A brief description of myself might include the phrase, “–a lot of arm hair.” Gorilla-oid in fact. I have often waved hello to gorillas in the zoo and they waved back as to a friend. The technical rep’s suggestion that I use talcum powder is a strange one to me, as any dust inside the camera’s light path is a bad thing. So I just cut them open a little wider. Some people consider me pretty smart. It took several hundred stat’s worth of ripping my arm hairs off before I thought of that.
I brought in some old pants and a too-small shirt and shredded them for this bit of early cosplay. Broken stat camera parts littered the back area that we haunted. And the show went on.
I was lucky in that young Jack Morelli, by now a full-fledged letterer of the Bullpen, he who would quickly become a best friend, found me early in the morning. I set up the shot and handed him the camera. I use it here with his permission!

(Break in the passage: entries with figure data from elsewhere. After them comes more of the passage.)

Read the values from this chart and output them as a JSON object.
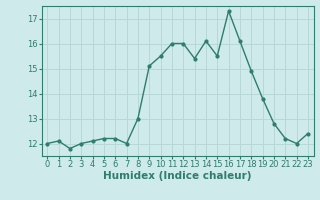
{
  "x": [
    0,
    1,
    2,
    3,
    4,
    5,
    6,
    7,
    8,
    9,
    10,
    11,
    12,
    13,
    14,
    15,
    16,
    17,
    18,
    19,
    20,
    21,
    22,
    23
  ],
  "y": [
    12.0,
    12.1,
    11.8,
    12.0,
    12.1,
    12.2,
    12.2,
    12.0,
    13.0,
    15.1,
    15.5,
    16.0,
    16.0,
    15.4,
    16.1,
    15.5,
    17.3,
    16.1,
    14.9,
    13.8,
    12.8,
    12.2,
    12.0,
    12.4
  ],
  "xlabel": "Humidex (Indice chaleur)",
  "xlim": [
    -0.5,
    23.5
  ],
  "ylim": [
    11.5,
    17.5
  ],
  "yticks": [
    12,
    13,
    14,
    15,
    16,
    17
  ],
  "xticks": [
    0,
    1,
    2,
    3,
    4,
    5,
    6,
    7,
    8,
    9,
    10,
    11,
    12,
    13,
    14,
    15,
    16,
    17,
    18,
    19,
    20,
    21,
    22,
    23
  ],
  "line_color": "#2e7d6e",
  "marker_size": 2.0,
  "line_width": 1.0,
  "bg_color": "#ceeaea",
  "grid_color": "#b8d8d8",
  "tick_color": "#2e7d6e",
  "label_color": "#2e7d6e",
  "xlabel_fontsize": 7.5,
  "tick_fontsize": 6.0
}
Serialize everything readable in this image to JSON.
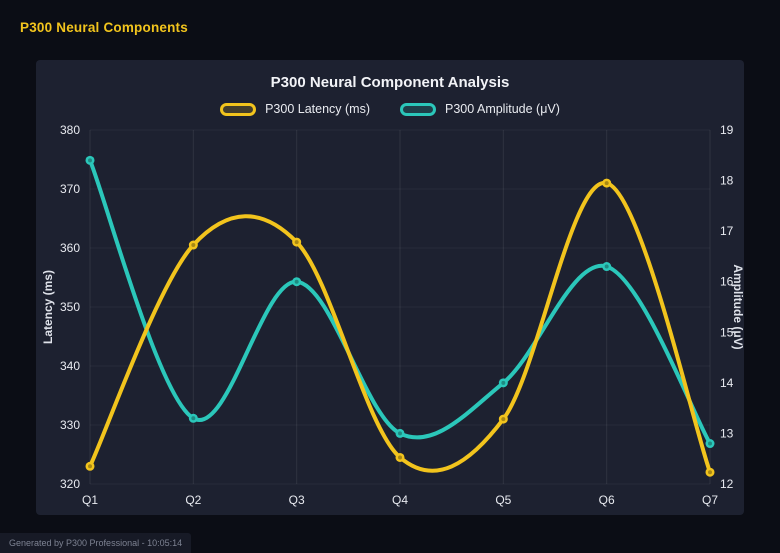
{
  "page": {
    "header": "P300 Neural Components",
    "footer": "Generated by P300 Professional - 10:05:14"
  },
  "colors": {
    "background": "#0b0d15",
    "panel": "#1d2130",
    "accent_yellow": "#f2c41d",
    "accent_teal": "#2bc7ba",
    "title_text": "#f2f3f7",
    "tick_text": "#e8eaf0"
  },
  "chart_data": {
    "type": "line",
    "title": "P300 Neural Component Analysis",
    "categories": [
      "Q1",
      "Q2",
      "Q3",
      "Q4",
      "Q5",
      "Q6",
      "Q7"
    ],
    "series": [
      {
        "name": "P300 Latency (ms)",
        "axis": "left",
        "color": "#f2c41d",
        "values": [
          323,
          360.5,
          361,
          324.5,
          331,
          371,
          322
        ]
      },
      {
        "name": "P300 Amplitude (μV)",
        "axis": "right",
        "color": "#2bc7ba",
        "values": [
          18.4,
          13.3,
          16.0,
          13.0,
          14.0,
          16.3,
          12.8
        ]
      }
    ],
    "left_axis": {
      "label": "Latency (ms)",
      "min": 320,
      "max": 380,
      "step": 10
    },
    "right_axis": {
      "label": "Amplitude (μV)",
      "min": 12,
      "max": 19,
      "step": 1
    },
    "grid": true,
    "legend_position": "top",
    "smooth": true
  }
}
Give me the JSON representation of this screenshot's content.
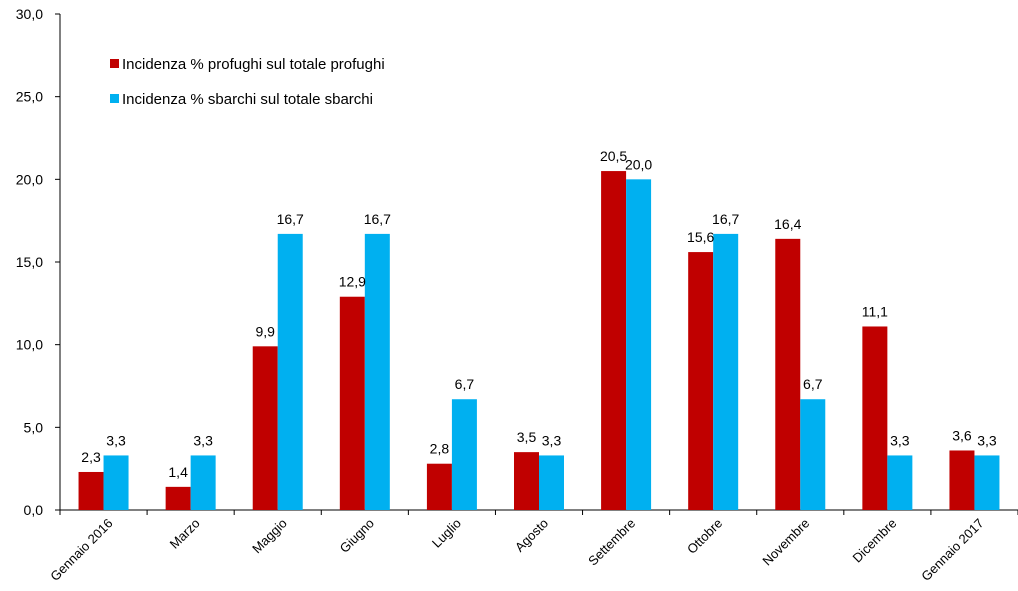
{
  "chart_data": {
    "type": "bar",
    "categories": [
      "Gennaio 2016",
      "Marzo",
      "Maggio",
      "Giugno",
      "Luglio",
      "Agosto",
      "Settembre",
      "Ottobre",
      "Novembre",
      "Dicembre",
      "Gennaio 2017"
    ],
    "series": [
      {
        "name": "Incidenza % profughi sul totale profughi",
        "color": "#C00000",
        "values": [
          2.3,
          1.4,
          9.9,
          12.9,
          2.8,
          3.5,
          20.5,
          15.6,
          16.4,
          11.1,
          3.6
        ],
        "labels": [
          "2,3",
          "1,4",
          "9,9",
          "12,9",
          "2,8",
          "3,5",
          "20,5",
          "15,6",
          "16,4",
          "11,1",
          "3,6"
        ]
      },
      {
        "name": "Incidenza % sbarchi sul totale sbarchi",
        "color": "#00B0F0",
        "values": [
          3.3,
          3.3,
          16.7,
          16.7,
          6.7,
          3.3,
          20.0,
          16.7,
          6.7,
          3.3,
          3.3
        ],
        "labels": [
          "3,3",
          "3,3",
          "16,7",
          "16,7",
          "6,7",
          "3,3",
          "20,0",
          "16,7",
          "6,7",
          "3,3",
          "3,3"
        ]
      }
    ],
    "yticks": [
      "0,0",
      "5,0",
      "10,0",
      "15,0",
      "20,0",
      "25,0",
      "30,0"
    ],
    "ylim": [
      0,
      30
    ],
    "grid": false,
    "legend_position": "top-left"
  }
}
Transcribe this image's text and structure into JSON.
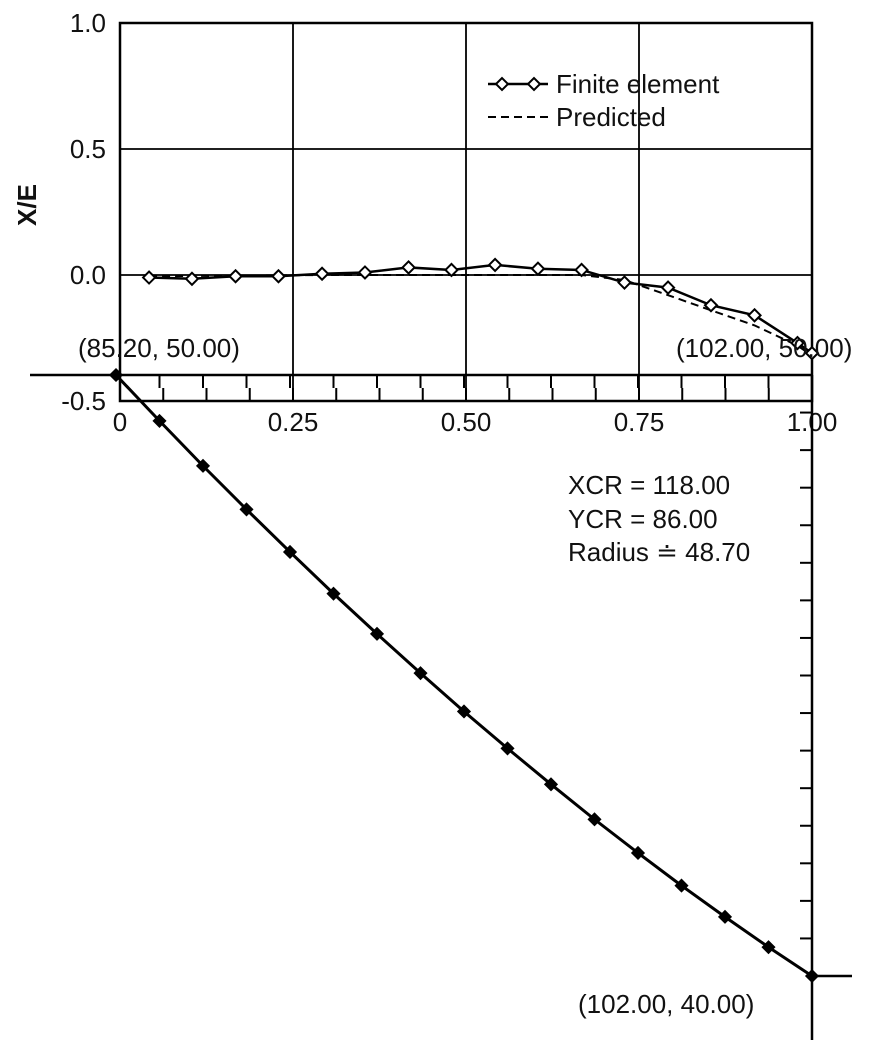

I am happy to say that I shambled all the way over to Nel’s office and placed the boxes on the floor, made some rather believable zombie noises and shambled out. I was gratified to hear his laughter. It was a good day.
As I prepared the scans of this page, I spotted a blurry accidental exposure just before the above. It caught a corner of the box full of proof rolls that I had neatly organized. Thus I present it here to give you an idea of some of the living hell I endured that weekend!